Comments Off on The Everest Regression

The Everest Regression

Here’s a neat bit of terminology coined by Garett Jones: the ‘Everest regression’.

I’m going to assume you’ve come across the term ‘regression analysis’ before, but if you haven’t, it’s a way of estimating the relationships between a set of variables; finding out what happens to Y if we increase X by a little bit, and so on. Economists, statisticians, and data scientists use regression models to develop predictions and work out the partial or combined effects of different inputs on an output. One of the useful things a regression model does is allow us to hold other things constant; we can talk about the effect of X on Y when nothing else changes.

The phenomenon I’m going to talk about is an example of this process not exactly going wrong, but certainly not going to plan. An Everest regression is what you get when you decide to control for an essential characteristic of the thing you’re interested in; ‘controlling for height, Mount Everest isn’t that cold’.

The result you get isn’t wrong, but it isn’t always useful. It’s effectively a matter of what question you want answered. The specification above (temperature controlling for height) is useful if what you want to do is find out whether Mount Everest is somehow uniquely cold for a given altitude (although quite why you’d want to do that is less clear, assuming you aren’t testing the effects of vengeful ghosts on local temperature). If you just want to see the difference in temperature between Mount Everest and wherever else you’re looking at, controlling for height isn’t the right approach.

This might be clearer with a toy model. Let’s say we want to look at muscle mass. This is our dependent variable, so we’ll call it y. In this world, someone who works out more is likely to have more muscle (1) than someone who does not (we’ll call this e for exercise), and so is someone with higher testosterone levels (t). Finally, we know whether people are male or female, and we think that this affects t. Because this is a binary category (2), for technical reasons we have to set one as the baseline. We’ll choose female as the base for this model, so we’ll add a variable (M) that indicates whether someone is male.

If this is the world we’re in, then when we set up our model we need to think about what question we want to answer. If we decide to model

y = \beta t + \delta e

then \beta is the effect of testosterone on muscle mass, and \delta is the effect of exercise (3).

If we decide to model

y = \alpha M

then  \alpha is the average difference between men and women in terms of muscle mass.

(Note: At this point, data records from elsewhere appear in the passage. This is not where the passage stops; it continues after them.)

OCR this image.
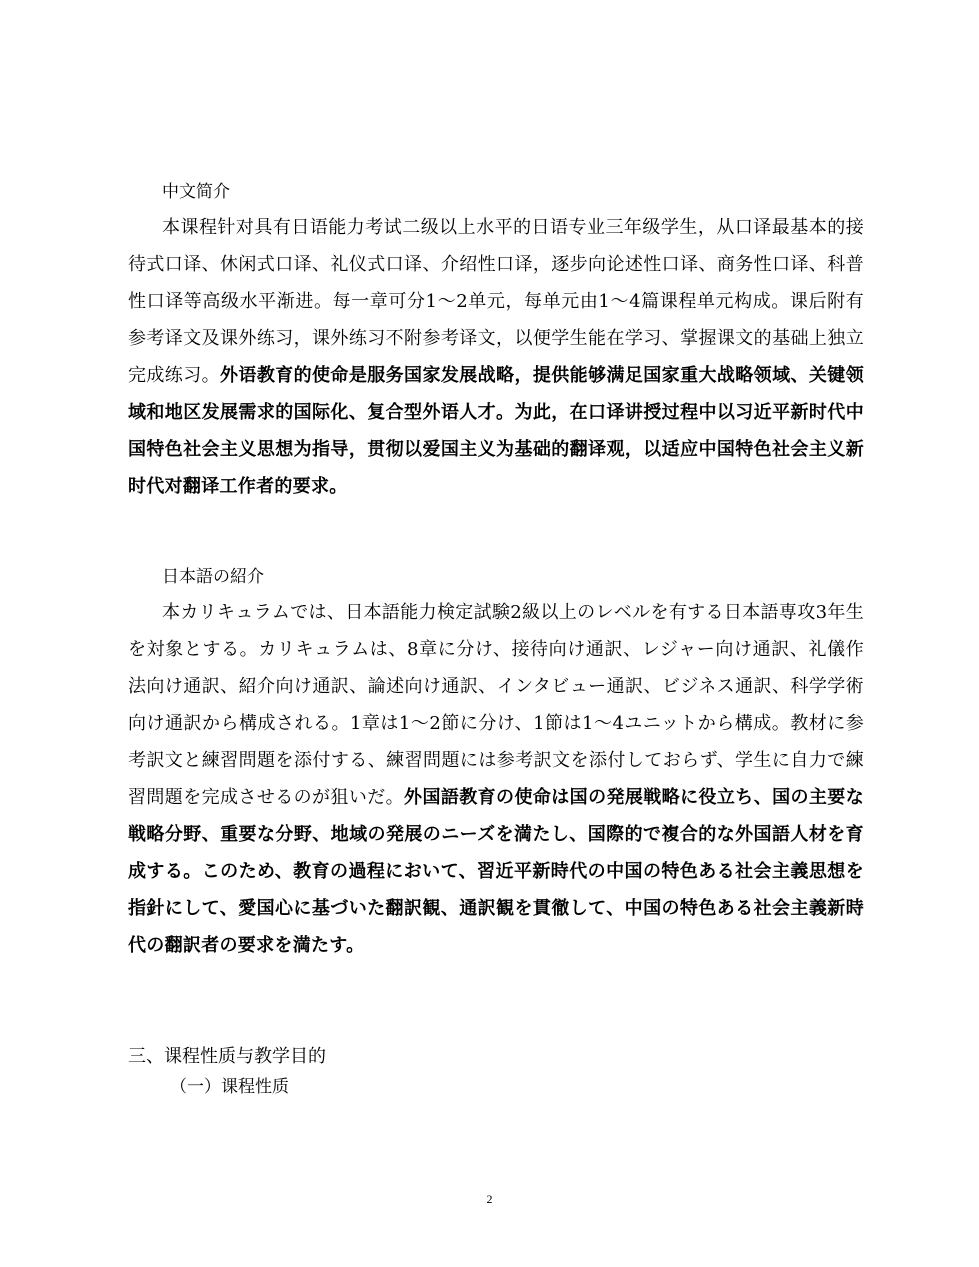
中文简介

本课程针对具有日语能力考试二级以上水平的日语专业三年级学生，从口译最基本的接待式口译、休闲式口译、礼仪式口译、介绍性口译，逐步向论述性口译、商务性口译、科普性口译等高级水平渐进。每一章可分1～2单元，每单元由1～4篇课程单元构成。课后附有参考译文及课外练习，课外练习不附参考译文，以便学生能在学习、掌握课文的基础上独立完成练习。外语教育的使命是服务国家发展战略，提供能够满足国家重大战略领域、关键领域和地区发展需求的国际化、复合型外语人才。为此，在口译讲授过程中以习近平新时代中国特色社会主义思想为指导，贯彻以爱国主义为基础的翻译观，以适应中国特色社会主义新时代对翻译工作者的要求。

日本語の紹介

本カリキュラムでは、日本語能力検定試験2級以上のレベルを有する日本語専攻3年生を対象とする。カリキュラムは、8章に分け、接待向け通訳、レジャー向け通訳、礼儀作法向け通訳、紹介向け通訳、論述向け通訳、インタビュー通訳、ビジネス通訳、科学学術向け通訳から構成される。1章は1～2節に分け、1節は1～4ユニットから構成。教材に参考訳文と練習問題を添付する、練習問題には参考訳文を添付しておらず、学生に自力で練習問題を完成させるのが狙いだ。外国語教育の使命は国の発展戦略に役立ち、国の主要な戦略分野、重要な分野、地域の発展のニーズを満たし、国際的で複合的な外国語人材を育成する。このため、教育の過程において、習近平新時代の中国の特色ある社会主義思想を指針にして、愛国心に基づいた翻訳観、通訳観を貫徹して、中国の特色ある社会主義新時代の翻訳者の要求を満たす。

三、课程性质与教学目的

（一）课程性质

2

Things would get a bit odd if we did

y = \beta t + \delta e + \alpha M.

Unless ‘being male’ has an effect on muscle mass that doesn’t work through testosterone levels, then the usual value of \alpha produced by this model should be equal to 0 (4). Being a man has no effect on muscle mass, controlling for testosterone. This is entirely true, and also almost completely useless if what we wanted to know was what effect being a man has on muscle mass. This is an Everest regression.

If you’re reading a paper that finds no effect of X controlling for Z, it’s worth thinking about whether the control is sensible. If it’s an essential characteristic of X, then the results might not be useful.

  1. Citation needed
  2. Don’t start.
  3. Grossly simplified, not allowing for interactions, not checking the functional form, omitting thousands of variables, etc. It’s a toy model!
  4. Loosely, because I don’t want to fiddle around with LaTeX too much and I can’t be bothered doing error terms:

    Split the regressors for the first equation into two groups, X and Z. Label their respective vectors of coefficients \beta and \delta. Set Y as the vector of outcomes.

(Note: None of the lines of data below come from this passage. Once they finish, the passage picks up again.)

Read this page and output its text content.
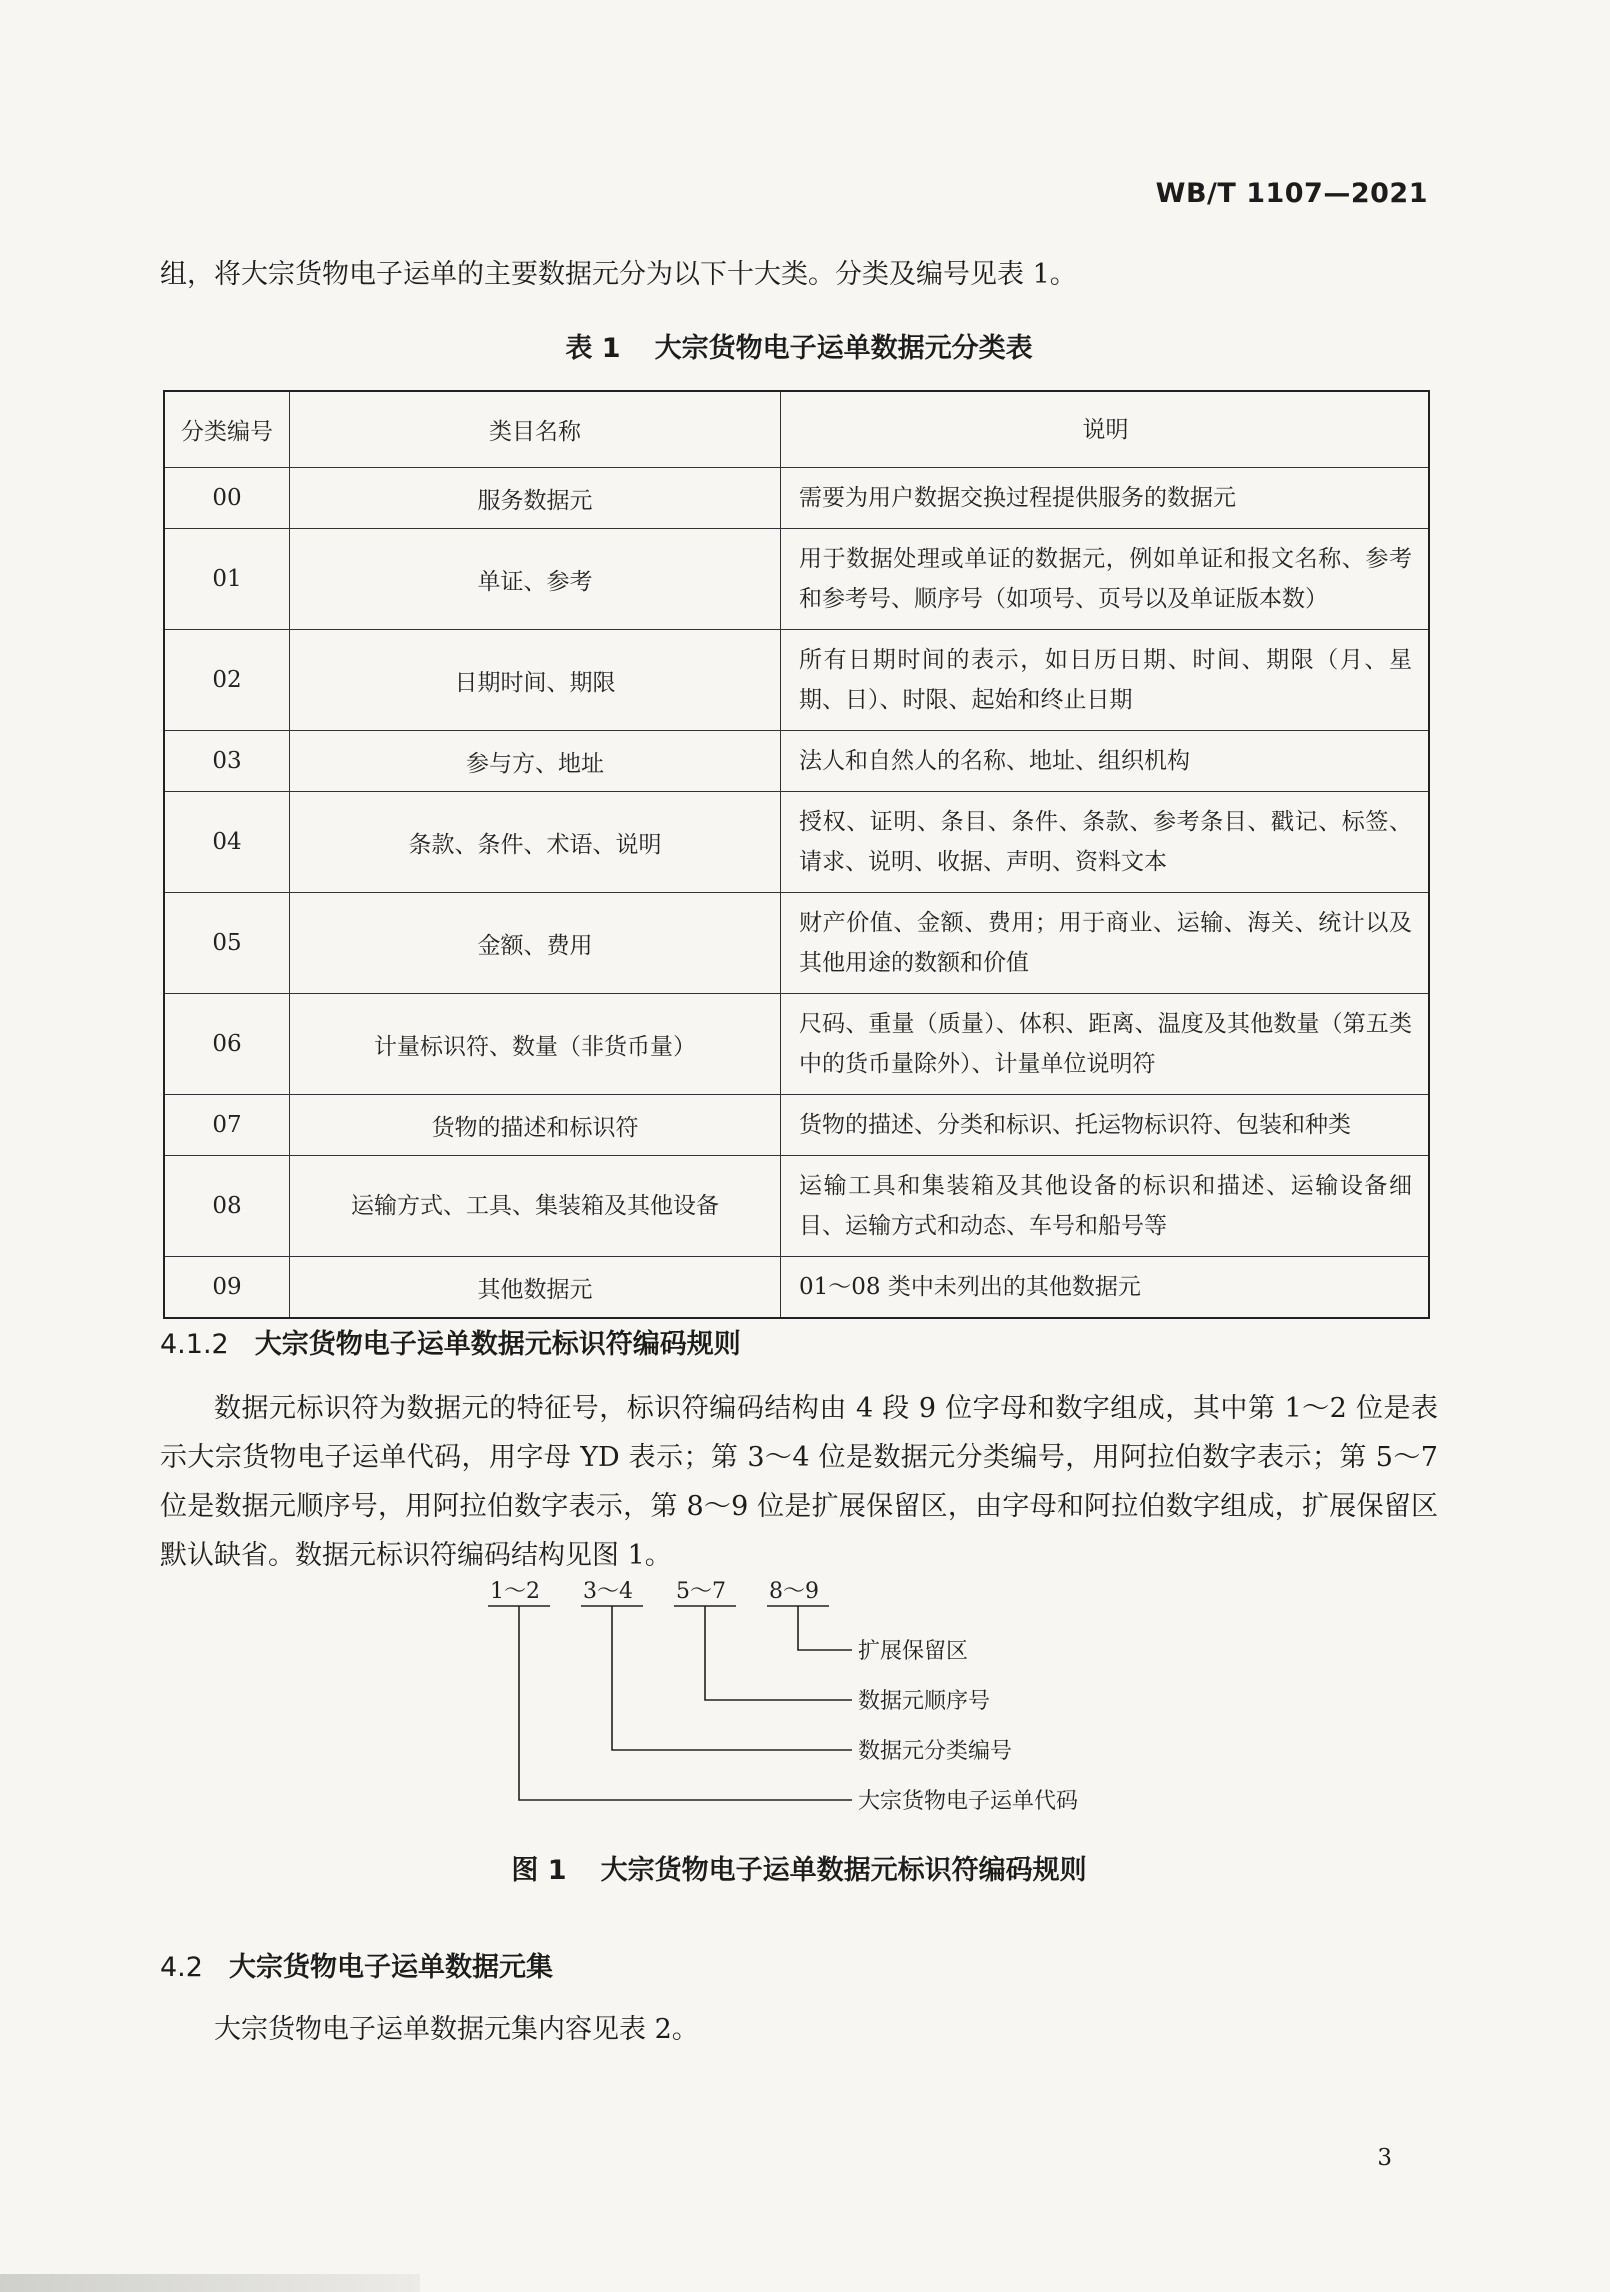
WB/T 1107—2021

组，将大宗货物电子运单的主要数据元分为以下十大类。分类及编号见表 1。

表 1 大宗货物电子运单数据元分类表
分类编号	类目名称	说明
00	服务数据元	需要为用户数据交换过程提供服务的数据元
01	单证、参考	用于数据处理或单证的数据元，例如单证和报文名称、参考和参考号、顺序号（如项号、页号以及单证版本数）
02	日期时间、期限	所有日期时间的表示，如日历日期、时间、期限（月、星期、日）、时限、起始和终止日期
03	参与方、地址	法人和自然人的名称、地址、组织机构
04	条款、条件、术语、说明	授权、证明、条目、条件、条款、参考条目、戳记、标签、请求、说明、收据、声明、资料文本
05	金额、费用	财产价值、金额、费用；用于商业、运输、海关、统计以及其他用途的数额和价值
06	计量标识符、数量（非货币量）	尺码、重量（质量）、体积、距离、温度及其他数量（第五类中的货币量除外）、计量单位说明符
07	货物的描述和标识符	货物的描述、分类和标识、托运物标识符、包装和种类
08	运输方式、工具、集装箱及其他设备	运输工具和集装箱及其他设备的标识和描述、运输设备细目、运输方式和动态、车号和船号等
09	其他数据元	01～08 类中未列出的其他数据元
4.1.2 大宗货物电子运单数据元标识符编码规则

数据元标识符为数据元的特征号，标识符编码结构由 4 段 9 位字母和数字组成，其中第 1～2 位是表示大宗货物电子运单代码，用字母 YD 表示；第 3～4 位是数据元分类编号，用阿拉伯数字表示；第 5～7 位是数据元顺序号，用阿拉伯数字表示，第 8～9 位是扩展保留区，由字母和阿拉伯数字组成，扩展保留区默认缺省。数据元标识符编码结构见图 1。

1～2 3～4 5～7 8～9
扩展保留区
数据元顺序号
数据元分类编号
大宗货物电子运单代码
图 1 大宗货物电子运单数据元标识符编码规则
4.2 大宗货物电子运单数据元集

大宗货物电子运单数据元集内容见表 2。

3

    We also have that X is determined in part by Z, with \alpha the vector of regression coefficients.

    Then

    Y = X\beta + Z\delta

    and

    X = Z\alpha

    In the first model we have \delta = 0. If we omit X then we get

    (Z'Z)^{-1}Z'Y = (Z'Z)^{-1}Z'(X\beta + Z\delta)

    Which then gives us (Z'Z)^{-1}Z'Y = (Z'Z)^{-1}Z'(X\beta + Z\delta) = (Z'Z)^{-1}Z'(Z\alpha\beta + Z\delta)

    And the end result is that we estimate \alpha\beta, which is roughly the effect of Z on X, and of that change in X on Y.